Au surplus, ce texte a vocation à s’appliquer y compris pour les cas où un seul époux est titulaire du bail. C’est d’ailleurs, sa raison d’être. Il a précisément été adopté en vue de procurer une protection au conjoint qui collabore à l’activité du preneur.

==> L’extension du principe de cogestion au bail de fonds de commerce ou de fonds artisanal (art. L. 121-5 C. com.)

L’article L. 121-5 du Code de commerce prévoit que « une personne immatriculée au répertoire des métiers ou un commerçant ne peut, sans le consentement exprès de son conjoint, lorsque celui-ci participe à son activité professionnelle en qualité de conjoint travaillant dans l’entreprise, aliéner ou grever de droits réels les éléments du fonds de commerce ou de l’entreprise artisanale dépendant de la communauté, qui, par leur importance ou par leur nature, sont nécessaires à l’exploitation de l’entreprise, ni donner à bail ce fonds de commerce ou cette entreprise artisanale. »

Il ressort de cette disposition que lorsqu’un époux exploite un fonds de commerce ou un fonds artisanal, la conclusion du contrat de bail et notamment de location-gérance portant sur le fonds est soumise au principe de cogestion.

C’est là manifestement une extension de l’article 1425 du Code civil qui n’a vocation à s’appliquer qu’aux seuls baux portant sur des immeubles à usage commercial ou artisanal et non sur des fonds de commerce ou des fonds artisanaux.

Pour que le contrat de location-gérance soit soumis au principe de cogestion, encore faut-il néanmoins qu’il soit établi que le conjoint du commerçant ou de l’artisan collabore à l’exploitation du fonds dont ce dernier est propriétaire.

À défaut, le bail sera soumis au régime des baux conclus par l’usufruitier, conformément à l’article 1425 in fine du Code civil.

Il pourra donc être conclu par l’exploitant du fonds de commerce ou du fonds artisanal sans que le consentement de son conjoint ne soit requis.

[1] V en ce sens J. Flour et G. Champenois, Les régimes matrimoniaux, éd.

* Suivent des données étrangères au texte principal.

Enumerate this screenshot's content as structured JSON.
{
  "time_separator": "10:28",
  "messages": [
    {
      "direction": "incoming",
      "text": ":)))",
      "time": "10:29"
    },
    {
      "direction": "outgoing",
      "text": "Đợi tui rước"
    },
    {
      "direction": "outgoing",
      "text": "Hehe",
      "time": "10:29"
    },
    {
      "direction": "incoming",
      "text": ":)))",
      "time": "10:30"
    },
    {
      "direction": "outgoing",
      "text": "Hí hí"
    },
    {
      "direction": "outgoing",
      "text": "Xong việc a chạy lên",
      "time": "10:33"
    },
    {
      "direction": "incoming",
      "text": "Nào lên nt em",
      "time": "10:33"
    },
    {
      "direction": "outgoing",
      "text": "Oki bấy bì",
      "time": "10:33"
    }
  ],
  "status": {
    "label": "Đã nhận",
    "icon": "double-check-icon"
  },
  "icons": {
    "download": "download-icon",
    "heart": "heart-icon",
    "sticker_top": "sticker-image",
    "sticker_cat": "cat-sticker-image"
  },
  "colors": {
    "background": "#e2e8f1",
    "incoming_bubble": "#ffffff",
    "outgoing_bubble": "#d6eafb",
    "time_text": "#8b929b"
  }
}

Armand Colin, 2001, n°363, p. 355

[2] V. en ce sens I. Dauriac, Les régimes matrimoniaux et le PACS, éd. LGDJ, 2011, n°431, p. 261.

[3] F. Terré et Ph. Simler, Droit civil – Les régimes matrimoniaux, éd. Dalloz, 2011, n°491, p. 395.

[4] E. Naudin, « L’époux associé et le régime légal de la communauté réduite aux acquêts », in Mélanges Champenois, Defrénois, 2012, p. 617.

[5] G. Cornu, Vocabulaire juridique, éd. PUF, 2020.